Indian social entrepreneur

Kamal Kumbhar is an Indian social entrepreneur and founder of Kamal Poultry and Ekta Producer Company. She was awarded the Nari Shakti Puraskar, India's highest civilian honor for women, in 2021 for her contributions to promoting women's entrepreneurship in the field of animal husbandry.

== Early life ==
Kamal Kumbhar was born in Osmanabad, Maharashtra to a daily-wage labourer. She lived in poverty and grew up without access to education. She married at a young age and after that failed, she was financially vulnerable.

== Career ==
Kumbhar joined women's self-help groups and started a small business selling bangles from an investment of ₹500. Two years later, she was leading a women's federation in Maharashtra.

She started Kamal Poultry and Ekta Producer Company in 1998 with no knowledge of business or marketing, with an investment of ₹2 thousand. The company sells about Rs 1 lakh every month.
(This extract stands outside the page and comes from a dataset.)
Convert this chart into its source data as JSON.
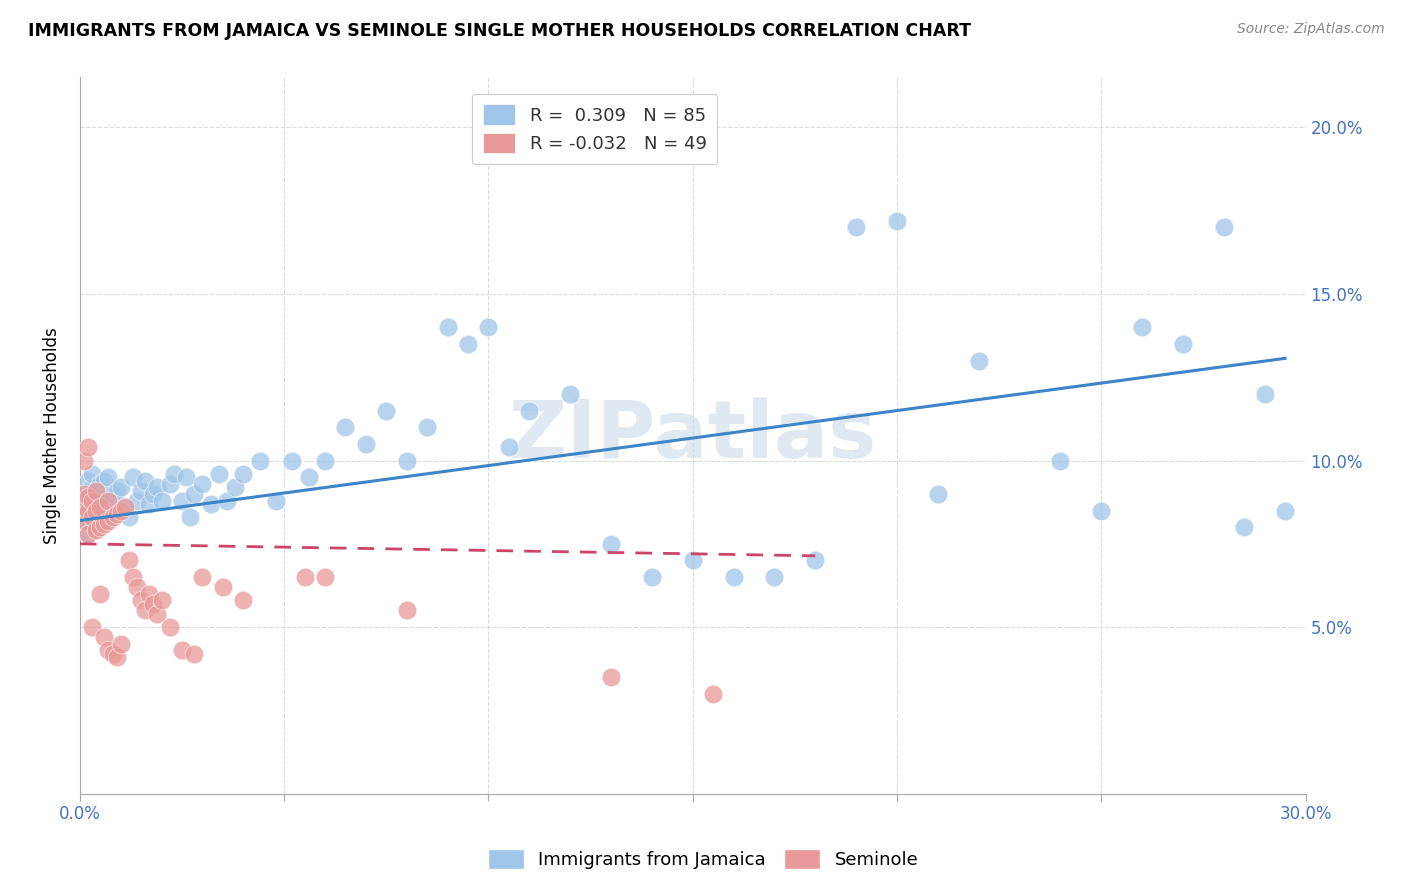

She has mentored more than 5,000 women from her state to set up similar enterprises and become self-sufficient.

In 2012, she became a clean energy entrepreneur and lit up over 3000 homes with solar-powered devices, after training as an "Energy Sakhi" in SSP's "women in clean energy program", which trained over 1100 women across Maharashtra and Bihar. She owns six business ventures earning the moniker "serial entrepreneur". She owns a range of agriculture-allied businesses.

== Awards ==
- CII Foundation's Woman Exemplar award from President Pranab Mukherjee
- Women Transforming India Award (2017), organized by United Nations and NITI Aayog.